Possible answers: “have you seen a retired librarian? Or one who stops growing?” “there is a retirement caucus and a retired member rate. There are retired members running for office too.”
-“The events are too far away to justify costs and travel”
“do you go to the regionals, winter or summer conferences? Do you go to your local events of your chapter? Do you participate in the listservs, or CoP? Do you participate in the webinards?”
- “I don’t know if I’ll join again. I’m not much of a joiner”
“why did you join originally? Would you like to get more involved to make it more interesting? What can we do better to interest you?”
- “I was unemployed for six months and had no money. I just started a new job and will renew in a few weeks.”
“Congratulations, that’s the right answer!” Remind them on the new dues structure. Offer mentoring, carpool, special chapter help may be available, etc.
- “When I paid for membership and didn’t hear anything for the whole year from my chapter.”
“I’ll check with HQ. Do we have the correct address? Did your employer think our publication was junkmail? How would you like to be involved?”
- “I think I got overwhelmed with paperwork; I didn’t mean to not renew”
“How can we make it easier for you?” Sent the form again, help them renew online. Follow-up. “Do you have your credit card or checks with you? You can renew for 3 years now too.”

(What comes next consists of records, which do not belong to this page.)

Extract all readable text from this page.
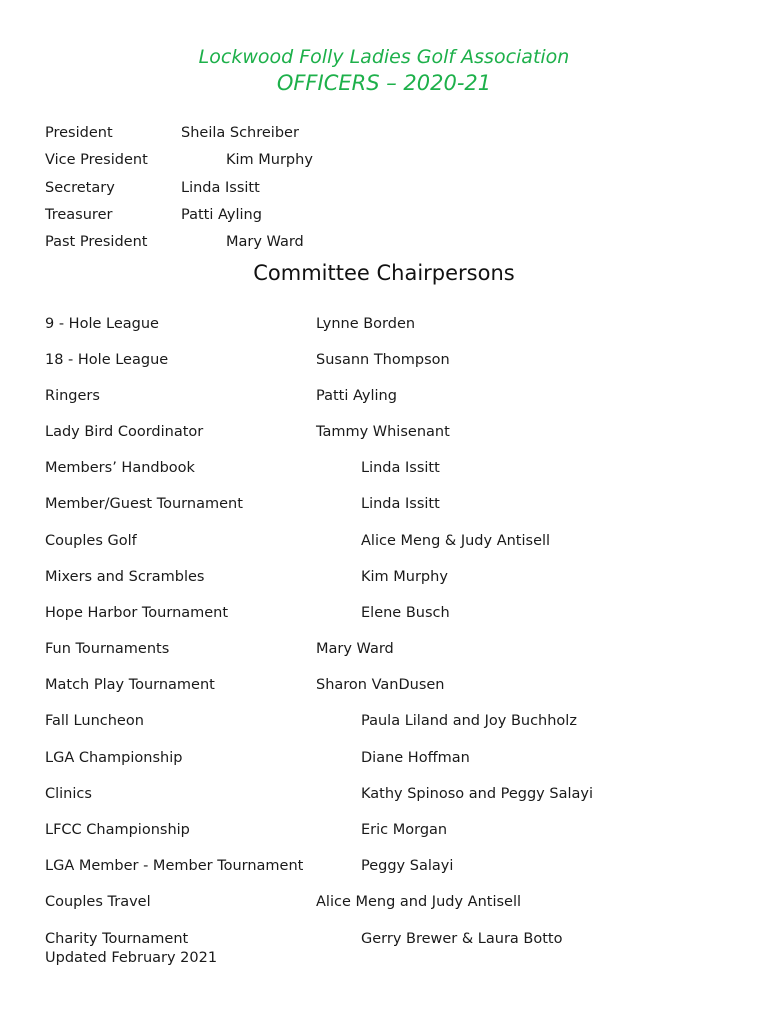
Lockwood Folly Ladies Golf Association
OFFICERS – 2020-21
President	Sheila Schreiber
Vice President	Kim Murphy
Secretary	Linda Issitt
Treasurer	Patti Ayling
Past President	Mary Ward
Committee Chairpersons
9 - Hole League	Lynne Borden
18 - Hole League	Susann Thompson
Ringers	Patti Ayling
Lady Bird Coordinator	Tammy Whisenant
Members’ Handbook	Linda Issitt
Member/Guest Tournament	Linda Issitt
Couples Golf	Alice Meng & Judy Antisell
Mixers and Scrambles	Kim Murphy
Hope Harbor Tournament	Elene Busch
Fun Tournaments	Mary Ward
Match Play Tournament	Sharon VanDusen
Fall Luncheon	Paula Liland and Joy Buchholz
LGA Championship	Diane Hoffman
Clinics	Kathy Spinoso and Peggy Salayi
LFCC Championship	Eric Morgan
LGA Member - Member Tournament	Peggy Salayi
Couples Travel	Alice Meng and Judy Antisell
Charity Tournament	Gerry Brewer & Laura Botto
Updated February 2021
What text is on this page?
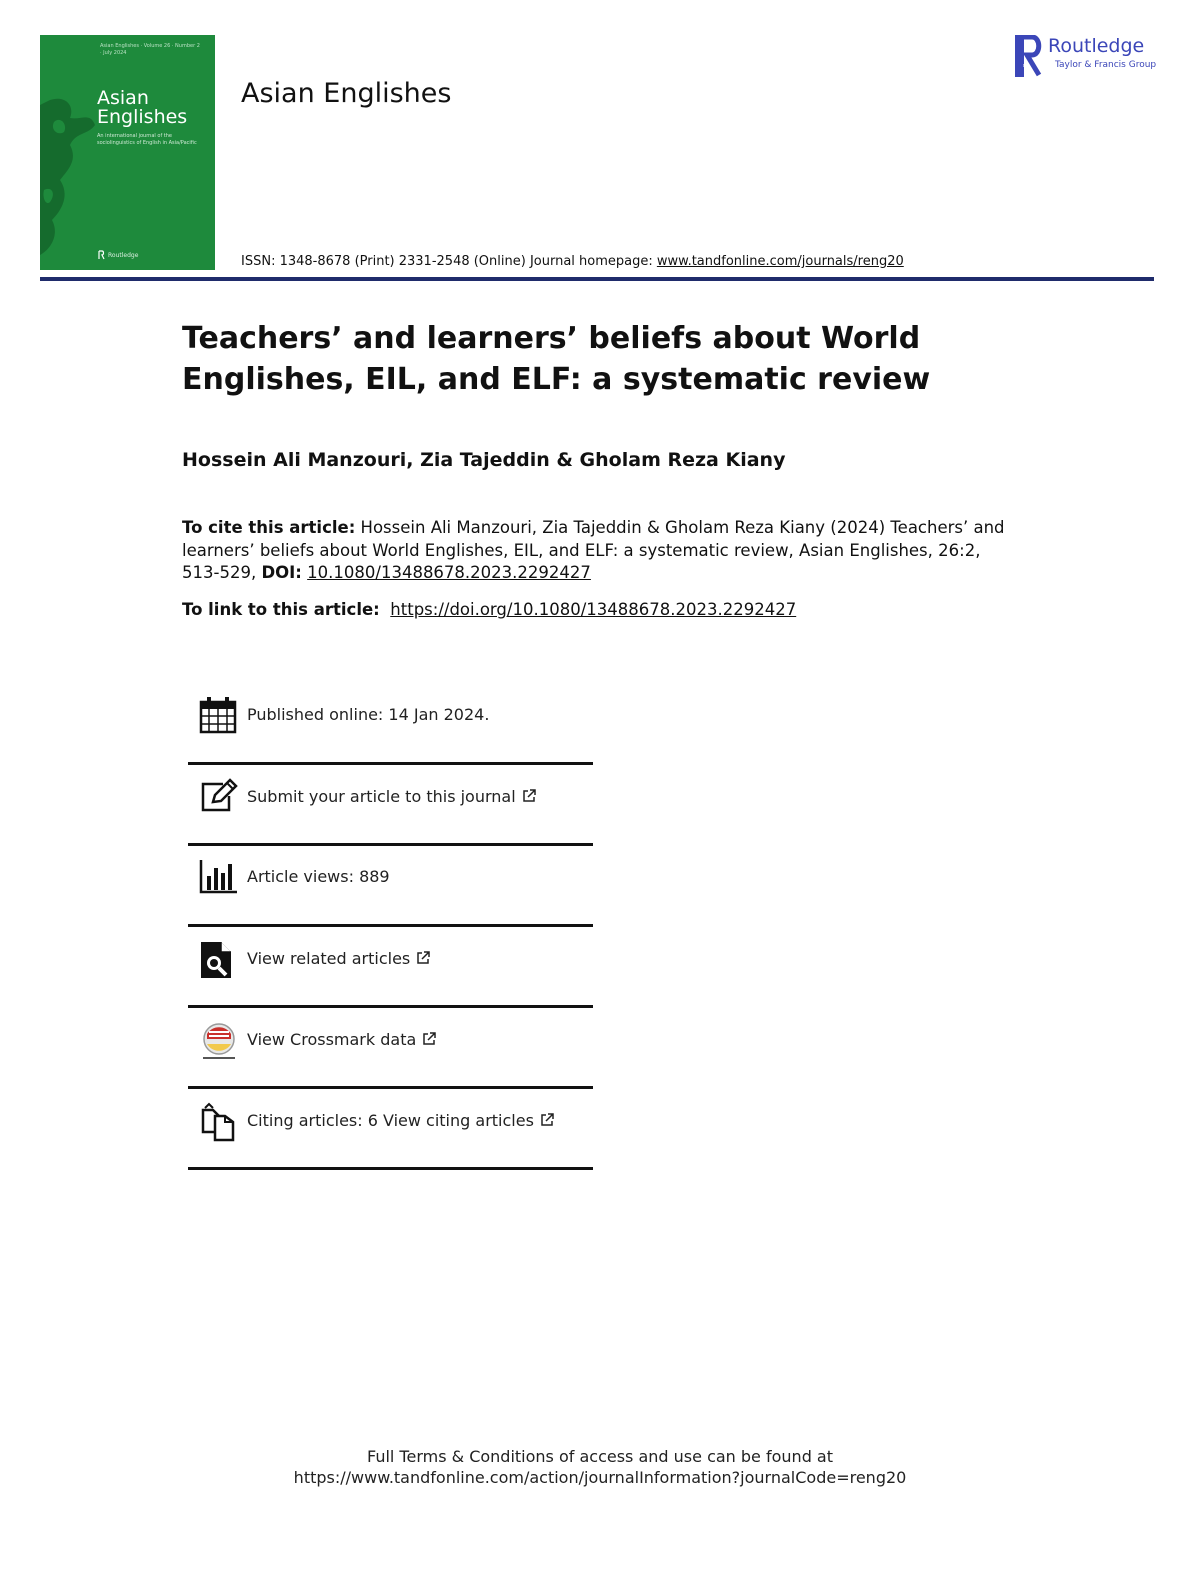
Asian Englishes · Volume 26 · Number 2 · July 2024
Asian
Englishes
An international journal of the sociolinguistics of English in Asia/Pacific
Routledge
Asian Englishes
R
Routledge
Taylor & Francis Group
ISSN: 1348-8678 (Print) 2331-2548 (Online) Journal homepage: www.tandfonline.com/journals/reng20
Teachers’ and learners’ beliefs about World Englishes, EIL, and ELF: a systematic review
Hossein Ali Manzouri, Zia Tajeddin & Gholam Reza Kiany
To cite this article: Hossein Ali Manzouri, Zia Tajeddin & Gholam Reza Kiany (2024) Teachers’ and learners’ beliefs about World Englishes, EIL, and ELF: a systematic review, Asian Englishes, 26:2, 513-529, DOI: 10.1080/13488678.2023.2292427
To link to this article: https://doi.org/10.1080/13488678.2023.2292427
Published online: 14 Jan 2024.
Submit your article to this journal
Article views: 889
View related articles
View Crossmark data
Citing articles: 6 View citing articles
Full Terms & Conditions of access and use can be found at
https://www.tandfonline.com/action/journalInformation?journalCode=reng20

- “I left my job and left the country to travel. Now I’m unemployed.”
Mention unemployed people get discount for membership. The conference has a career center. Plus access to the career center on the website. Ask them where they traveled and mention you could feature them in a unit publication.”
- “My library is going to be closed down by the new owner of my company. My job will be outsourced”
“Why would you leave your job to fate? SLA could help with training for new skills and trade ideas with other professionals. You will keep updated in your skills and network if you ever go back to librarianship.”
- “I don’t intend to make my career in special librarianship”
“You could go back in the future. Some other members are not special librarians as well but SLA has things to offer you anyway.”-“I can’t go to conferences so the dues are too much”
“Go to the website, there is a lot of content there already. Look at the publications too. Local chapters have a lot to offer too.”
- “I can’t afford the membership”
“Could your employer help you? Other associations that you are a member of that may not be as relevant? Mention new dues structure. List all the benefits. Maybe some units offer help as well. “How can you afford not to be a member?”
Conferences
Higher fees for non-members, lower for members ???
(then it went very quick, so I'm missing some parts)
Chapter and division meetings
- do you invite prospects to your events? Do you ask them to identify themselves?
- Are non-members participate in your discussion list (maybe allow 3 months followed by an invitation). Same for bulletin.
Resource sharing (polling capabilities; posting documents; web site link sharing)
Training (Click-U, new adjunct faculty programming, etc)
Conclusion: "We are all SLA champions!"